Court cases There has been no shortage of lawsuits of various kinds against TEPCO and the government since the Fukushima accident, mostly by citizens directly affected by the Fukushima nuclear accident and the resulting evacuation. But perhaps the most significant of the court cases since then was the indictment in late February 2016 of three former TEPCO officials for failing to take the proper safety measures that might have prevented the Fukushima nuclear accident in 2011. The indictments, initially rejected by prosecutors, were forced through by a civilian judicial panel, marking the first time that TEPCO officials were held legally responsible for the Fukushima nuclear accident. The trial is expected to start sometime in 2017 and the three indicted officials will most likely plead not guilty.

Operation Tomodachi One lawsuit against TEPCO that has received comparatively less exposure in Japan’s news media is one filed by U.S. military personnel involved in disaster relief efforts and humanitarian assistance to Japan soon after the 2011 nuclear accident in Japan. As part of that effort, dubbed “Operation Tomodachi” (tomodachi being the Japanese word for “friend”), U.S. sailors aboard the battleship USS Ronald Reagan, situated off the coast of Fukushima, were exposed to high levels of radiation that were carried by the wind out to sea.

Some of those U.S. sailors eventually filed a lawsuit against TEPCO, claiming that radiation from Fukushima has caused them severe health problems, including cancers, tumors and brain defects. As of 2015, the number of U.S. sailors who had joined the class-action lawsuit against TEPCO stood at around 200. TEPCO has denied any responsibility for the sailors’ health issues, and the Pentagon, for its part, has also dismissed any link between the sailors’ health problems and the Fukushima nuclear accident. The lawsuit continues making its way through the legal system in the U.S. as of this writing.

Health impacts The impact of the Fukushima nuclear accident on the health of people and nature in Japan has been a subject of great concern as well.
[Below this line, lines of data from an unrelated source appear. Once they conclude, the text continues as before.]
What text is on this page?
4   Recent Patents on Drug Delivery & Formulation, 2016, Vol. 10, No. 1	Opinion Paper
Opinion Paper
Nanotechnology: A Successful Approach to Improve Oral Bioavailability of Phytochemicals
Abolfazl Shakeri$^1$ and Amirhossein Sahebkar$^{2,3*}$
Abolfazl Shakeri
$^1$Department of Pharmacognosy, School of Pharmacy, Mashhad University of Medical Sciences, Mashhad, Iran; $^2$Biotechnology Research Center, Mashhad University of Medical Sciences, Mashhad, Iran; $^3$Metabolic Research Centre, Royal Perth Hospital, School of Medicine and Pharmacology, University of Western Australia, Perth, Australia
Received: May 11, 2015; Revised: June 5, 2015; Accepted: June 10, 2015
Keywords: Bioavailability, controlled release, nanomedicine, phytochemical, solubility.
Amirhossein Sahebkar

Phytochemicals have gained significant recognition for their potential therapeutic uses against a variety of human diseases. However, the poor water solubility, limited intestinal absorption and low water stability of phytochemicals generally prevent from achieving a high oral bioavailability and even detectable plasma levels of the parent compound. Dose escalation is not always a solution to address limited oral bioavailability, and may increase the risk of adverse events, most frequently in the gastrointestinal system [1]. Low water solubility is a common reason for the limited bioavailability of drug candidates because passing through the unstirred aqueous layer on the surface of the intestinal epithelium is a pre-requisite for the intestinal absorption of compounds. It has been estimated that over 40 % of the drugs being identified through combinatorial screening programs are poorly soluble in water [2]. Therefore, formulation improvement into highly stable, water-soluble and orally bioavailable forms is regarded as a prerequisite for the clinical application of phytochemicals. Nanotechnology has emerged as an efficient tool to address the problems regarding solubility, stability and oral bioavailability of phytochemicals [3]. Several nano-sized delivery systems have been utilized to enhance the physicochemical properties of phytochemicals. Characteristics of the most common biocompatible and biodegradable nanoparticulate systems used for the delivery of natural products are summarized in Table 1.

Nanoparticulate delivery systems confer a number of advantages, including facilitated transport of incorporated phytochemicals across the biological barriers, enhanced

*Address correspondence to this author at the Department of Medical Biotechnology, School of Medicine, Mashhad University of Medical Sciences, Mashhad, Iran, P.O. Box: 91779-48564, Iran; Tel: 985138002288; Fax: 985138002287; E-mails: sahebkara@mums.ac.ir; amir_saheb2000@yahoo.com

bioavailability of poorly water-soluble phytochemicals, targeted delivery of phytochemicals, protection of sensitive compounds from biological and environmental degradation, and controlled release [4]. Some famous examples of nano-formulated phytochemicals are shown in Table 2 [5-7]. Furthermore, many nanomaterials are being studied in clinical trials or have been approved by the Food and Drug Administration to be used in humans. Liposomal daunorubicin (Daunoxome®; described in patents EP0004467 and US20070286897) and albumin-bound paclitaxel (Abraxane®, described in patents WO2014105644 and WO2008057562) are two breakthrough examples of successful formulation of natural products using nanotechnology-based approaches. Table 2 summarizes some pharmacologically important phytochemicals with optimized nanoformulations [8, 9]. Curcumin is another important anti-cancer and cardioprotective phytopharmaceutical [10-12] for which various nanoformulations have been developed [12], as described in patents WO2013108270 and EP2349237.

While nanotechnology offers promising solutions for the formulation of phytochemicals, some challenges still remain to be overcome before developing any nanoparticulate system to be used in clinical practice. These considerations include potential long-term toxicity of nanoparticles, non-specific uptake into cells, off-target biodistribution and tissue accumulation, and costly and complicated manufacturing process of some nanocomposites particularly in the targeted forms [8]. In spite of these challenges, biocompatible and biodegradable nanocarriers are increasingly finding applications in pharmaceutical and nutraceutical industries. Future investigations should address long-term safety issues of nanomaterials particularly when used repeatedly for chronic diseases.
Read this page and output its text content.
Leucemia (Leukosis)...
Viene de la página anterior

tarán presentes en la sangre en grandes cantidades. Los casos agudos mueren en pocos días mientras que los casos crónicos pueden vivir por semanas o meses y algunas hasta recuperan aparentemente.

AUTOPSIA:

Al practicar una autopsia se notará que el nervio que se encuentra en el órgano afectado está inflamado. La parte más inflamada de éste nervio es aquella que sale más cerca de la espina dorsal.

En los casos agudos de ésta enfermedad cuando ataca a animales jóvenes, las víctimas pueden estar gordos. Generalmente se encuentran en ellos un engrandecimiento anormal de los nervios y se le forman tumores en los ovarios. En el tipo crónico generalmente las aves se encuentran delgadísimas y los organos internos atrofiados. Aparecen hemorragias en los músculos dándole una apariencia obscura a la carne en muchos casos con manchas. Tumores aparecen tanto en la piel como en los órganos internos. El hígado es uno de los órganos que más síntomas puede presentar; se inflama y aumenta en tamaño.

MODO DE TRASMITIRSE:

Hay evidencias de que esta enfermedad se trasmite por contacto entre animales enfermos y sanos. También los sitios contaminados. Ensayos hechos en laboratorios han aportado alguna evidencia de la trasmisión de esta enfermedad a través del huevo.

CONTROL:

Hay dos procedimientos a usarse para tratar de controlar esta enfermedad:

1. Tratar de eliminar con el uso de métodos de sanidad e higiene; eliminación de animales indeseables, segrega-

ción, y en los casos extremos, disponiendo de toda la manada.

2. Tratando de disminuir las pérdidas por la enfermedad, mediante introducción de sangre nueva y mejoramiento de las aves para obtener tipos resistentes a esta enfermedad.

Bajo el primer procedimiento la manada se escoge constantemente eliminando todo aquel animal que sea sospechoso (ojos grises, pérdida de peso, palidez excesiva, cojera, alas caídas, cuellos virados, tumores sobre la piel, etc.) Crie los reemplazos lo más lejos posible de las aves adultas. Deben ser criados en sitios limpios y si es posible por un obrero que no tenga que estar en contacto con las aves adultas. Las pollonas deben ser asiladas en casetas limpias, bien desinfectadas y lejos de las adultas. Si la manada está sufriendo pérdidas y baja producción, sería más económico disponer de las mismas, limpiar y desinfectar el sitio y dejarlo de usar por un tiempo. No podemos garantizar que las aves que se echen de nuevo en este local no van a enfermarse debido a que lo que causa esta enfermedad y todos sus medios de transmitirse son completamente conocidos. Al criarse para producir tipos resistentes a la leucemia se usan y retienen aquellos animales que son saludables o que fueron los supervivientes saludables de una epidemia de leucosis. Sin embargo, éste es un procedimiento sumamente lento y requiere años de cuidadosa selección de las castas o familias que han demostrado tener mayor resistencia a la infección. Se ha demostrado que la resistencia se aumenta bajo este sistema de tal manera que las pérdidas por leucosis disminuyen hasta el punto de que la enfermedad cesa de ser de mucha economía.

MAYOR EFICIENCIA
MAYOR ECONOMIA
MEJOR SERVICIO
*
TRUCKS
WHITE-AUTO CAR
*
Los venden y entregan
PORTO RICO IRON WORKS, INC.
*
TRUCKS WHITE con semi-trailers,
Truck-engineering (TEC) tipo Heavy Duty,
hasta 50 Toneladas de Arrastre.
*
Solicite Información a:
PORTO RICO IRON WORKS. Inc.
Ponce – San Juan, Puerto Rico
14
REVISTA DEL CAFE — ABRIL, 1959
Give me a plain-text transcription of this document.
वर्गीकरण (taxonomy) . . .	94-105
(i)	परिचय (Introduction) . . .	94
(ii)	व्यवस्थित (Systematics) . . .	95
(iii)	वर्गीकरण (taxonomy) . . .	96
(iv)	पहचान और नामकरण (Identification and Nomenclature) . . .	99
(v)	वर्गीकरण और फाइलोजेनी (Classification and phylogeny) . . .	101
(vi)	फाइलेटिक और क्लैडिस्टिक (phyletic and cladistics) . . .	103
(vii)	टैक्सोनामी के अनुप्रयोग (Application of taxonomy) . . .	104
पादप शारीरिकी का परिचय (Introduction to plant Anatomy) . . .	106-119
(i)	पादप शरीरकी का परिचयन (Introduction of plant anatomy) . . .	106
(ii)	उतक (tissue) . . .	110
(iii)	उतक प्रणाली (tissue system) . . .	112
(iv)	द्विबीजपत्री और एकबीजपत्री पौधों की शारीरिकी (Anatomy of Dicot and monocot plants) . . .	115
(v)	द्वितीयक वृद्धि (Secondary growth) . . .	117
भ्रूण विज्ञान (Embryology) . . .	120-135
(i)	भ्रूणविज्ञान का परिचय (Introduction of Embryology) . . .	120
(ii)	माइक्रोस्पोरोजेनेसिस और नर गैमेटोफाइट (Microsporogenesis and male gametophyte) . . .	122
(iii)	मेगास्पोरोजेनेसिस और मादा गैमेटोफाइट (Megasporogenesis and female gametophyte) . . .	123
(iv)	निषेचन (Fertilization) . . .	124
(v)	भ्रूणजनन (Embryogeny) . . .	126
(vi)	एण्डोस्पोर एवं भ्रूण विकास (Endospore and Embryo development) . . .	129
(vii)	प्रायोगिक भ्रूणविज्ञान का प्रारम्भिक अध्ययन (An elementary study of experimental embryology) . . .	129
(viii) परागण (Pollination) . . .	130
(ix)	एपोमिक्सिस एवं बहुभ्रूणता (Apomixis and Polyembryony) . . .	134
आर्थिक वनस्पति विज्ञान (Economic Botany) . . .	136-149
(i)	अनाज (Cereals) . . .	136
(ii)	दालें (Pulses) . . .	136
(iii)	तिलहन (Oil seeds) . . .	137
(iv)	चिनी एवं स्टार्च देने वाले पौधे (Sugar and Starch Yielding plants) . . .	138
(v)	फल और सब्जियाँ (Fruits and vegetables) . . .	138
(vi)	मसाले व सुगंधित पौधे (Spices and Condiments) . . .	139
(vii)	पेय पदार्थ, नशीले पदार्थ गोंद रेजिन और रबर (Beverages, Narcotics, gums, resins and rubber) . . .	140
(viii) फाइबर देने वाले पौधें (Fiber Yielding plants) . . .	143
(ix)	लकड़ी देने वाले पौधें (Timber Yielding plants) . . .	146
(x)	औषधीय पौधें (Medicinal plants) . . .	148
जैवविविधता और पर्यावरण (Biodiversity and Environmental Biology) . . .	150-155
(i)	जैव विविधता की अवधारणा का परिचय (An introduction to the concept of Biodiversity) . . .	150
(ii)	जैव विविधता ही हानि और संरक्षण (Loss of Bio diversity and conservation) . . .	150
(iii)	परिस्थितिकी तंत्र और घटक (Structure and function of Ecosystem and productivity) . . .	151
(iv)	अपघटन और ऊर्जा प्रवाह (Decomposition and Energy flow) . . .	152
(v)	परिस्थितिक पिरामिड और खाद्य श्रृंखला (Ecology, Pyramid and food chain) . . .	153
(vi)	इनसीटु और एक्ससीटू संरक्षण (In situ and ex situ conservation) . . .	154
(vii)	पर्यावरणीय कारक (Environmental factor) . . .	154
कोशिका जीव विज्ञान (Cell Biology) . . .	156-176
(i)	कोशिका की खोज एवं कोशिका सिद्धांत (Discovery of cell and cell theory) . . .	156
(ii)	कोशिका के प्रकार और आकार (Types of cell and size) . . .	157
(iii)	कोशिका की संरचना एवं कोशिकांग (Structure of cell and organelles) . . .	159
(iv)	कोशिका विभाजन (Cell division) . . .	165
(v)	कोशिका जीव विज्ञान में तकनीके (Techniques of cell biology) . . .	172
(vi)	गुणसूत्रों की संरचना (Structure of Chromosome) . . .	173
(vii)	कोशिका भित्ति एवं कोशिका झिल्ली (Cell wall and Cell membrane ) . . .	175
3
Some studies of the effects of radiation from the Fukushima accident have found symptoms of radiation effects in Japanese forests where fallout from Fukushima was spread through the air, including genetic defects in some birds, insects, plants and trees.

The health effects on humans have been a lot more controversial: Some studies in and outside Japan have linked a rise in cancer rates with Fukushima, while other studies — including one by the United Nations — have downplayed the radiation effects from Fukushima on people.

One fact that seems to be beyond dispute at this point is a detectable rise in thyroid cancer rates among Japanese children from the Fukushima area. That cancer rate is certain to keep rising in the future as the radiation symptoms appear more clearly. But for now, there is a hesitancy — some say due to official pressure from the authorities — for medical doctors in Japan to make a clear and decisive link between Fukushima and human health effects.

So, that is where we stand with Fukushima after five saddening, enraging years: still taking the first steps on a road that will continue on long after most of us reading this are dead and gone.

The tragedy of Fukushima will, for all the progress made in dealing with it so far, be passed on to the next generation and the next and the next down the line. It will become their problem to deal with, and if future generations someday look back to 2011 and harshly blame us for what we have done to this planet, they will be fully within their rights to do so.

Fukushima has been nothing less than a crime against humanity, against nature, and indeed, a crime against the perpetuation of life itself. And no apologies or excuses on our parts will ever change that.